Phase Transition / Criticality

Definition

This motif is about discontinuous or sharply nonlinear changes in macroscopic behavior as a control variable crosses a threshold.

This motif asks whether a system has a real regime boundary. ISOM requires an order parameter, a control variable, and an intervention plan before treating threshold behavior as transferable.

Mathematical Structure

The structure usually involves an order parameter, a control variable, and a connectivity or correlation story that changes the dominant regime.

Physics Side

Phase transitions and criticality explain why local couplings can suddenly become global phenomena, from percolation to collective ordering.

AI Side

In AI, analogous thresholds appear in curriculum schedules, routing sparsity, memory usage, and exploration-exploitation balance. A criticality lens can clarify where a system should stay away from instability and where it should operate near a rich transition zone.

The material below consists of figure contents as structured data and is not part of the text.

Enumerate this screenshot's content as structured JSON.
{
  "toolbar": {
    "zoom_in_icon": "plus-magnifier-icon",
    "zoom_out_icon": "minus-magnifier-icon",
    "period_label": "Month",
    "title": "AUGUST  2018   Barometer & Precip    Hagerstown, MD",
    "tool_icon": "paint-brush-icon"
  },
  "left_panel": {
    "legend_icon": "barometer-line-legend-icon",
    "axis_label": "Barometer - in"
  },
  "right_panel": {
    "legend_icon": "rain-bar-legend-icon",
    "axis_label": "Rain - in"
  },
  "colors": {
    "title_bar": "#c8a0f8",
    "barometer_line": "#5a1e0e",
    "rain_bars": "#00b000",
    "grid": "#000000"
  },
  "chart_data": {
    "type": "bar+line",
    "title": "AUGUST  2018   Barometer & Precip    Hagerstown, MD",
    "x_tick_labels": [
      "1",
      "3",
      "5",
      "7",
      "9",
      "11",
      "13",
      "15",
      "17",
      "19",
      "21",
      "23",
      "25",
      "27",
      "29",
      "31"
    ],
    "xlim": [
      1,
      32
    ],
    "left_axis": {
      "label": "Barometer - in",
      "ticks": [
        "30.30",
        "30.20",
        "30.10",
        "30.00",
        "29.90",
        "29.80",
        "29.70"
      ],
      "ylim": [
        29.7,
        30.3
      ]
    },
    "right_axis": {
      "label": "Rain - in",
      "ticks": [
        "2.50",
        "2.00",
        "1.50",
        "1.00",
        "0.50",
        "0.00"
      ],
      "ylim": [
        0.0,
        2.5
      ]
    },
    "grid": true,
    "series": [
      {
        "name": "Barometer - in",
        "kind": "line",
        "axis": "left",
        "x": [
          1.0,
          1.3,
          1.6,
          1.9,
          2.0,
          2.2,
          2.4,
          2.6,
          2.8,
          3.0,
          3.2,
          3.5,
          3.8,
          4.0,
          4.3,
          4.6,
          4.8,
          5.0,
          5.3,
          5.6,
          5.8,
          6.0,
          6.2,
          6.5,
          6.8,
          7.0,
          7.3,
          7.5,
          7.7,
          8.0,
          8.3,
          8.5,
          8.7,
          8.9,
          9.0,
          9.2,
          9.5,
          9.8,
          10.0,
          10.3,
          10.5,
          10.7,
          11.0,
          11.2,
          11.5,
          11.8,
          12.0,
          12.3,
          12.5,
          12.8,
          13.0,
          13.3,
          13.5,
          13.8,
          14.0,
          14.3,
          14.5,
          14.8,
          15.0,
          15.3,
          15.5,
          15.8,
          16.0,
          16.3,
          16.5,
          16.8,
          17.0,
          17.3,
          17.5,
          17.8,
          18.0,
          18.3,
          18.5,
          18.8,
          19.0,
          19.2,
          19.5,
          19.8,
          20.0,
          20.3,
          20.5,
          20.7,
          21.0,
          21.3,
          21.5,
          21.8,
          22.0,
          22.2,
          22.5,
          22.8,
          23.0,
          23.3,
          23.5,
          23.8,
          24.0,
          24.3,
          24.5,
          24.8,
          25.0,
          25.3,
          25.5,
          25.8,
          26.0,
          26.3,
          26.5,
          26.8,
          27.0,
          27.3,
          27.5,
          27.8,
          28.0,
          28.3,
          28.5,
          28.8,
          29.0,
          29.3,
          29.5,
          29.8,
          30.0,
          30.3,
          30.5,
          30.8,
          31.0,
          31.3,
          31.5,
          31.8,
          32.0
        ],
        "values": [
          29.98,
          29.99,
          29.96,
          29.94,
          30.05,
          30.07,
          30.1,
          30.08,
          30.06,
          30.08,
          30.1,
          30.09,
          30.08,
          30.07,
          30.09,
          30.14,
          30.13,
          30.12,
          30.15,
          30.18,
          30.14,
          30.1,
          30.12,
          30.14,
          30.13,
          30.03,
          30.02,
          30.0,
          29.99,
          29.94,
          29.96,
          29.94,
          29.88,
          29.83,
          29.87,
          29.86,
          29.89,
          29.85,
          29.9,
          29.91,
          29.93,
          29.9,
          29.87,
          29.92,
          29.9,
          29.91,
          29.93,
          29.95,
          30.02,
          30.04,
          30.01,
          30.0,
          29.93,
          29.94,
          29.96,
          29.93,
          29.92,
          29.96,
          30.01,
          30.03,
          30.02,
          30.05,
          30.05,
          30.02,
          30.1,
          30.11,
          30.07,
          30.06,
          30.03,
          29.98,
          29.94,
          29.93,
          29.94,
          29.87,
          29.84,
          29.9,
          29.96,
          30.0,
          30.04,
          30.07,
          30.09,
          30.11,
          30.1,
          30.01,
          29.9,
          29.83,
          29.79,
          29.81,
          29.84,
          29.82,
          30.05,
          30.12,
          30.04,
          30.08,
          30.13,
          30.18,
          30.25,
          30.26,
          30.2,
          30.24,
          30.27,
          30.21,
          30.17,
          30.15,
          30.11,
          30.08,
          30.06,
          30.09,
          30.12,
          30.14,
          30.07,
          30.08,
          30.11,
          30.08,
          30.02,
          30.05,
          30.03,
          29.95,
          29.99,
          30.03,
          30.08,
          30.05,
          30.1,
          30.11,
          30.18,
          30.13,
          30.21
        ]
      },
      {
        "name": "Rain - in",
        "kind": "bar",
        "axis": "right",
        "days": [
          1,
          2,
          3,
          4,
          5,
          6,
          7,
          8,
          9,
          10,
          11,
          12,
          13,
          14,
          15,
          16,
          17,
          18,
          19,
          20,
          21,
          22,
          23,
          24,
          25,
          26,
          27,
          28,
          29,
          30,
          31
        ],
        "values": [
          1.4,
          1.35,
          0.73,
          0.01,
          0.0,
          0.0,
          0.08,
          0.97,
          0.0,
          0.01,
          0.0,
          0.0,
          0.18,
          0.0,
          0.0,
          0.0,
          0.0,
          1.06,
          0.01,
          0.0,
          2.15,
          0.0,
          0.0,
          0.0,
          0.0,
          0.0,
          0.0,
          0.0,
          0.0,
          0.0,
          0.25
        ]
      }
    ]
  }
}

AI candidates include curriculum switching, sparse routing, memory activation, scaling transitions, and exploration policies. The practical test is whether monitoring the boundary improves decisions compared with smooth heuristics.

Failure Modes

It is easy to call any nonlinear curve a phase transition. Without a genuine regime boundary, the metaphor only obscures a smoother control problem.

The most common failure is over-naming: many curves are nonlinear without being critical. ISOM therefore looks for discontinuity, sharp scaling, hysteresis, or a measurable change in the dominant mechanism.

Open Questions

How can we estimate usable order parameters for learning systems, and how can we intervene on them without collapsing the training dynamics?